Epinephrine auto-injector still costly for some, study finds

A new study has found that despite the availability of low-cost options of epinephrine auto-injector, people are still paying higher price and that these epinephrine auto-injector are proving to be costly for some.

Though people are paying less now for epinephrine auto-injector, for a significant minority the amount they pay has stayed high – largely due to their health insurance plans.

The authors analyzed 2015-2019 data from 657,813 children and adults using the IBM MarketScan Commercial Database, which is a national claims database from 28 million Americans with private employer-sponsored insurance. During this period, the branded EpiPen faced increasing competition, including from its own lower-priced authorized generic, the authorized generic of Adrenaclick. and a generic auto-injector manufactured by Teva.
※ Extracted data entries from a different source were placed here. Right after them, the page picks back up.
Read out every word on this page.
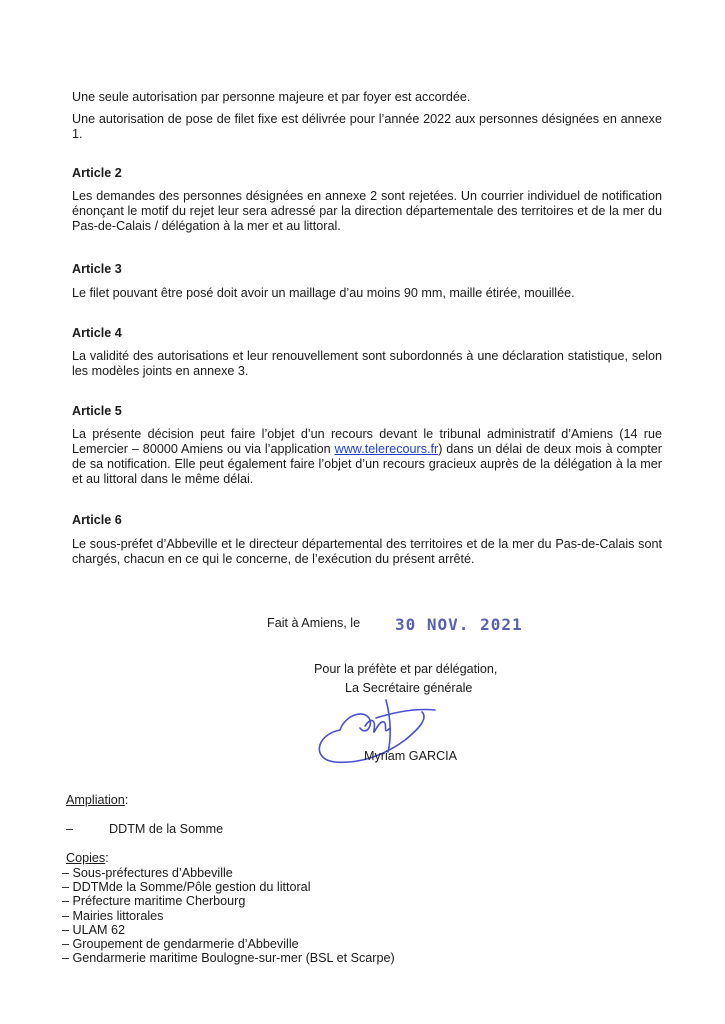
Une seule autorisation par personne majeure et par foyer est accordée.

Une autorisation de pose de filet fixe est délivrée pour l’année 2022 aux personnes désignées en annexe 1.

Article 2

Les demandes des personnes désignées en annexe 2 sont rejetées. Un courrier individuel de notification énonçant le motif du rejet leur sera adressé par la direction départementale des territoires et de la mer du Pas-de-Calais / délégation à la mer et au littoral.

Article 3

Le filet pouvant être posé doit avoir un maillage d’au moins 90 mm, maille étirée, mouillée.

Article 4

La validité des autorisations et leur renouvellement sont subordonnés à une déclaration statistique, selon les modèles joints en annexe 3.

Article 5

La présente décision peut faire l’objet d’un recours devant le tribunal administratif d’Amiens (14 rue Lemercier – 80000 Amiens ou via l’application www.telerecours.fr) dans un délai de deux mois à compter de sa notification. Elle peut également faire l’objet d’un recours gracieux auprès de la délégation à la mer et au littoral dans le même délai.

Article 6

Le sous-préfet d’Abbeville et le directeur départemental des territoires et de la mer du Pas-de-Calais sont chargés, chacun en ce qui le concerne, de l’exécution du présent arrêté.

Fait à Amiens, le 30 NOV. 2021
Pour la préfète et par délégation,
La Secrétaire générale
Myriam GARCIA
Ampliation:
–	DDTM de la Somme
Copies:
– Sous-préfectures d’Abbeville
– DDTMde la Somme/Pôle gestion du littoral
– Préfecture maritime Cherbourg
– Mairies littorales
– ULAM 62
– Groupement de gendarmerie d’Abbeville
– Gendarmerie maritime Boulogne-sur-mer (BSL et Scarpe)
Th authors found that mean annual out-of-pocket spending for epinephrine auto-injectors peaked in 2016 at $116 and began to decrease in 2017, when patients increasingly shifted away from the EpiPen to lower-priced competing products. By 2019, mean annual out-of-pocket spending had fallen to $76, and 60% of patients paid $20 or less for epinephrine auto-injectors.

Despite this improvement, 1 in 13 patients paid more than $200 for epinephrine auto-injectors in 2019. Among these patients, 62.5% were enrolled in high-deductible health plans. These plans cover approximately 30% of privately insured Americans and had a minimum deductible of $1,350 for individuals and $2,700 for families in 2019.
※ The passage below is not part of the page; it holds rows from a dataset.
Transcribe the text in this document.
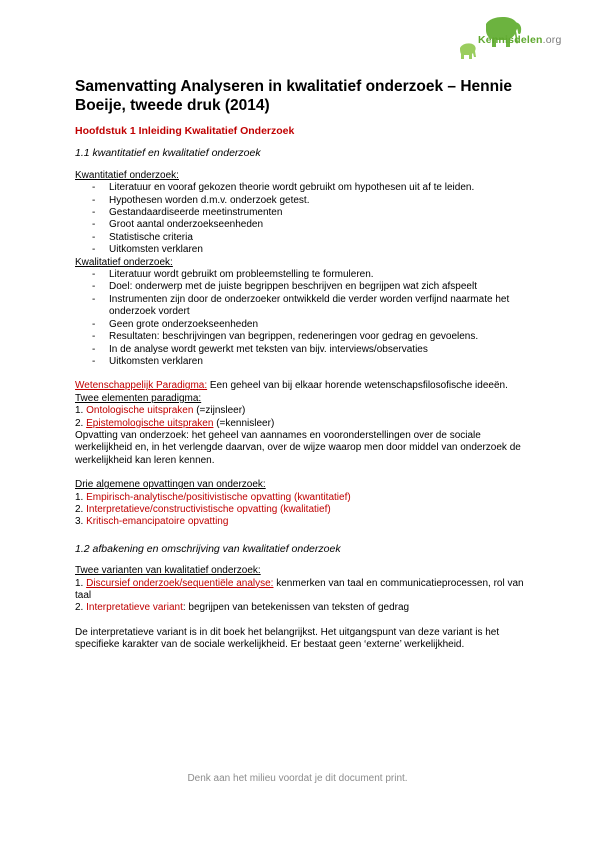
Kennisdelen.org
Samenvatting Analyseren in kwalitatief onderzoek – Hennie Boeije, tweede druk (2014)
Hoofdstuk 1 Inleiding Kwalitatief Onderzoek
1.1 kwantitatief en kwalitatief onderzoek

Kwantitatief onderzoek:

- Literatuur en vooraf gekozen theorie wordt gebruikt om hypothesen uit af te leiden.
- Hypothesen worden d.m.v. onderzoek getest.
- Gestandaardiseerde meetinstrumenten
- Groot aantal onderzoekseenheden
- Statistische criteria
- Uitkomsten verklaren

Kwalitatief onderzoek:

- Literatuur wordt gebruikt om probleemstelling te formuleren.
- Doel: onderwerp met de juiste begrippen beschrijven en begrijpen wat zich afspeelt
- Instrumenten zijn door de onderzoeker ontwikkeld die verder worden verfijnd naarmate het onderzoek vordert
- Geen grote onderzoekseenheden
- Resultaten: beschrijvingen van begrippen, redeneringen voor gedrag en gevoelens.
- In de analyse wordt gewerkt met teksten van bijv. interviews/observaties
- Uitkomsten verklaren

Wetenschappelijk Paradigma: Een geheel van bij elkaar horende wetenschapsfilosofische ideeën.

Twee elementen paradigma:

1. Ontologische uitspraken (=zijnsleer)

2. Epistemologische uitspraken (=kennisleer)

Opvatting van onderzoek: het geheel van aannames en vooronderstellingen over de sociale werkelijkheid en, in het verlengde daarvan, over de wijze waarop men door middel van onderzoek de werkelijkheid kan leren kennen.

Drie algemene opvattingen van onderzoek:

1. Empirisch-analytische/positivistische opvatting (kwantitatief)

2. Interpretatieve/constructivistische opvatting (kwalitatief)

3. Kritisch-emancipatoire opvatting

1.2 afbakening en omschrijving van kwalitatief onderzoek

Twee varianten van kwalitatief onderzoek:

1. Discursief onderzoek/sequentiële analyse: kenmerken van taal en communicatieprocessen, rol van taal

2. Interpretatieve variant: begrijpen van betekenissen van teksten of gedrag

De interpretatieve variant is in dit boek het belangrijkst. Het uitgangspunt van deze variant is het specifieke karakter van de sociale werkelijkheid. Er bestaat geen ‘externe’ werkelijkheid.

Denk aan het milieu voordat je dit document print.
63.3% of the patients paying more than $200 per year were children. Researchers believes this is partly because children need to fill prescriptions more often than adults so that they can have epinephrine auto-injectors both at home and school.

Almost two-thirds of patients paying more than $200 per year only used lower-priced non-branded products, like the authorized generics of EpiPen and Adrenaclick. Among these patients, mean annual out-of-pocket spending was over $650, and 88% of this was in the form of deductible and co-insurance payments.